And everyone knows what happened to Rome…
I slightly wonder whether this might also apply to Boris Johnson...
Boris would have made a memorable, dissipated emperor.
Memorable for his dissipation, not his rule.
On Debaltseve. I thought Merkel phoned Putin and essentially pleaded with him to allow the encircled Ukrainian troops to leave rather than be destroyed. Kursk today might be a similar circumstance, with interlocutors acting as Merkel did back then.
I'm shocked that you seem to put undue faith in the accuracy of ISW information and data. It's a well known neocon institute, run by the Kagen clan of 'liberal internationalist' fanatics with a massive axe to grind against Russia to their perceived injustices against Jews in the Russian Empire from Katherine the Great onwards. Jealots and Russophobes. Victoria Nuland is Robert Kagan's wife. That is all we need to know to understand where the ISW is coming from. She orchestrated the coup in Kiev in 2014. That lead ultimately to the rise of little Zelensky and his entourage of ultra nationalist neo-Nazis. The ISW is not a neutral observer.
I understand your point on ISW and agree that it is biased. But that is not the key argument I explore in this article...
How do i edit my posts on here to clean up grammar and spelling? I don;t see the option.
I just have a fury about ISW and Nuland. It feels like a contamination of your thinking even to mention that group of people in your writings.
Four days ago one of the main perpetrators of the massacre in Odessa's trade union building (May 2nd 2014), Demyan Ganul, was found shot dead on the street in Odessa.
The previous day, the OSCE finally got around to blaming Ukraine for the massacre.
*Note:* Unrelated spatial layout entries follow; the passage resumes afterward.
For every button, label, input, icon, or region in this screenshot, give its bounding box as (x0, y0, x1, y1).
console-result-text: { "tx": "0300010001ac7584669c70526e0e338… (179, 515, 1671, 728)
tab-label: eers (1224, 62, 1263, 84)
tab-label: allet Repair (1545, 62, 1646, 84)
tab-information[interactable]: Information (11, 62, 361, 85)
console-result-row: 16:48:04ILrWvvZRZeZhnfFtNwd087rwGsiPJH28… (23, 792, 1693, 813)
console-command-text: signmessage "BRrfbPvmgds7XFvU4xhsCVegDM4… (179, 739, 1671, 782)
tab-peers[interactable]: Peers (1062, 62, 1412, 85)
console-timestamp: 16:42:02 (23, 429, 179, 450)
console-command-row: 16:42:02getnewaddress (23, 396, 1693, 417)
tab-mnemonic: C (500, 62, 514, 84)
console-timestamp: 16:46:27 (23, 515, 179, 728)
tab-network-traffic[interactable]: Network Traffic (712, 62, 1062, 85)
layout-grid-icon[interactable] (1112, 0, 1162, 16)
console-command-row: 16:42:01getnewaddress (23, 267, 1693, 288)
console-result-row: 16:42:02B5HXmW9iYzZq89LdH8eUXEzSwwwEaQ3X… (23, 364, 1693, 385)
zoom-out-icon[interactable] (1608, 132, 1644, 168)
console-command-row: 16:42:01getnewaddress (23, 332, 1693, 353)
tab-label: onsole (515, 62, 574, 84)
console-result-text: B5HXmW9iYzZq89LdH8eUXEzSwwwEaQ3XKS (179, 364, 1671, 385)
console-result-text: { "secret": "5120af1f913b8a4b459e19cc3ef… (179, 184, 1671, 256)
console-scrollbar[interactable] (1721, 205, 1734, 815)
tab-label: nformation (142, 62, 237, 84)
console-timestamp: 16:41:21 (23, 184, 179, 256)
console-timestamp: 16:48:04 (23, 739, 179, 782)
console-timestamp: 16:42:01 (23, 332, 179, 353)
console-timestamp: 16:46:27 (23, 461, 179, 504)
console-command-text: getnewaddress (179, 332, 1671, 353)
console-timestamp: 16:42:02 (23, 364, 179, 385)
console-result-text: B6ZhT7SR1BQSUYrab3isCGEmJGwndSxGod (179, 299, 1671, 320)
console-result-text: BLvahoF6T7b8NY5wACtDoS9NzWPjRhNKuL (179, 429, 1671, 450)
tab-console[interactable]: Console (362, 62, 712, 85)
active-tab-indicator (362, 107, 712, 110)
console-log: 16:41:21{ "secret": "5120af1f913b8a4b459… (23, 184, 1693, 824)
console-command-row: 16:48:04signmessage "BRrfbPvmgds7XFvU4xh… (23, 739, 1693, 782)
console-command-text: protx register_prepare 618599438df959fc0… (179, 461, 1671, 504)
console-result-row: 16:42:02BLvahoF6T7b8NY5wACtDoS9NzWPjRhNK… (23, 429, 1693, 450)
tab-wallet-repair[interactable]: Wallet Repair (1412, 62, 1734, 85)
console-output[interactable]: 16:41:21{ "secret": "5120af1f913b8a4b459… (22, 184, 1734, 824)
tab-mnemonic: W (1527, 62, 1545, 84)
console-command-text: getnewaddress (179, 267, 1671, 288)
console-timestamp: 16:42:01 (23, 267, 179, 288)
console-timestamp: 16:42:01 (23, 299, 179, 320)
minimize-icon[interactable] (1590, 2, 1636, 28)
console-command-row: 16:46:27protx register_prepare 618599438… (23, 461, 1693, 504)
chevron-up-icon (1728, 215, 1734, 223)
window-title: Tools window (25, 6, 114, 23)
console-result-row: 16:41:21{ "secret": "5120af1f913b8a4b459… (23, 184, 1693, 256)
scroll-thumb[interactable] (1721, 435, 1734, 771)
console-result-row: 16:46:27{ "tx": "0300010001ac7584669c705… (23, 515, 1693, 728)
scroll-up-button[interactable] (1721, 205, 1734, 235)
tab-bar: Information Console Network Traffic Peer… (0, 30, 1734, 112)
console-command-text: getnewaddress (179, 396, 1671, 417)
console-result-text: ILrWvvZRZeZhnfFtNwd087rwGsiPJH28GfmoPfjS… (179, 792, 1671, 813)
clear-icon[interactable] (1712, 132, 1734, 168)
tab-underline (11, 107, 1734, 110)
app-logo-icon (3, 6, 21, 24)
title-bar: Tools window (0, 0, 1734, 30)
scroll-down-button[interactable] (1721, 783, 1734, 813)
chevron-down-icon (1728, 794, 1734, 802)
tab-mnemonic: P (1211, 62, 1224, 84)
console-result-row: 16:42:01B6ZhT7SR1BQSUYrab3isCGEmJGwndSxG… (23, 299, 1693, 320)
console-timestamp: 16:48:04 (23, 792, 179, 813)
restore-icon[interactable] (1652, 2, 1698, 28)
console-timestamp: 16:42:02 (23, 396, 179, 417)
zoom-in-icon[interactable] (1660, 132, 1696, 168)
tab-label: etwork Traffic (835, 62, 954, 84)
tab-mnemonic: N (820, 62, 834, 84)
Eleven years to investigate a massacre, in a country that the West hold out to be a beacon of freedom and democracy. An eleven year cover-up, the West fully complicit.
Was it a stunning coincidence that just ONE day after the report critical of Ukraine is released, that one of the main perpetrators is found assassinated?
I don't believe in stunning coincidences; not in a country in which truth is totally absent.
Ganul knew who the ringleaders are.
He was a 'loose end' that was always in danger of being 'cleared up'.
I bet there is a trail leading all the way back to Nuland. Not that she would have ordered the hit herself, but there will be a trail back from Ganul, to the ringleaders of the massacre, to the current scumbags that form the Zelenski regime, and they themselves go straight back to Nuland. I don't think that is any way a controversial claim.
Of course the Ukrainians will find some poor convenient sap to hang the murder on...
should read European Court of Human Rights, not the OSCE.
Wondering if Putin could choose to go all the way to victory. Negatives are more Russians soldiers die + delay in moving forward on other security aspects with US. Positives are Ukraine is gone and can be demilitarised, de-nazified & non ethnic Russians in Western Ukraine administered by Poland, Romania and Hungary, no risk of West not sticking to peace plan (avoid another Minsk 3). Would love your view on this please.
I'm with Dmitry Trenin on this, in seeing few upsides for Russia. I don't think the plan has ever been to conquer all of Ukraine and I don't think Russia has the economic or demographic depth to do that.
Completely agree, the further Russia goes west then the more it stretches it supply and logistics lines, presenting more opportunities for the SBU to disrupt their operations with sabotage attacks. Far better to stay east of the Dnieper, the only question being how far east?
This is important but you haven’t seen anything, yet, in terms of ukrainian territorial losses. The worst is yet to come for ukraine.
Or anyway it would, if Zelensky had any hand in ceasefire talks. Which he doesn’t.
The talks are between Mr Trump and Mr Putin only. And their content is basically: there will be no ceasfire.
I've been sitting here watching the end of Kursk, confidently predicting that Zelenski will just go into Belgorod instead.
Lo and behold, I wake to read that they've gone into Belgorod, or at least attempted to. Ongoing today I think?
Zelenski is a moron. Trump already can't stand the sight of him. Attempting another incursion into Belgorod is only going to annoy Trump even more. Zelenski just doesn't get it, does he.
I could hardly believe that the Ukrainians tried to invade again via Belgorod. You will note, of course, that the western media will not report this as it will serve to show that Zelensky is completely mad and has no respect for the lives of his men and is obsessed with winning the PR battle in the western media.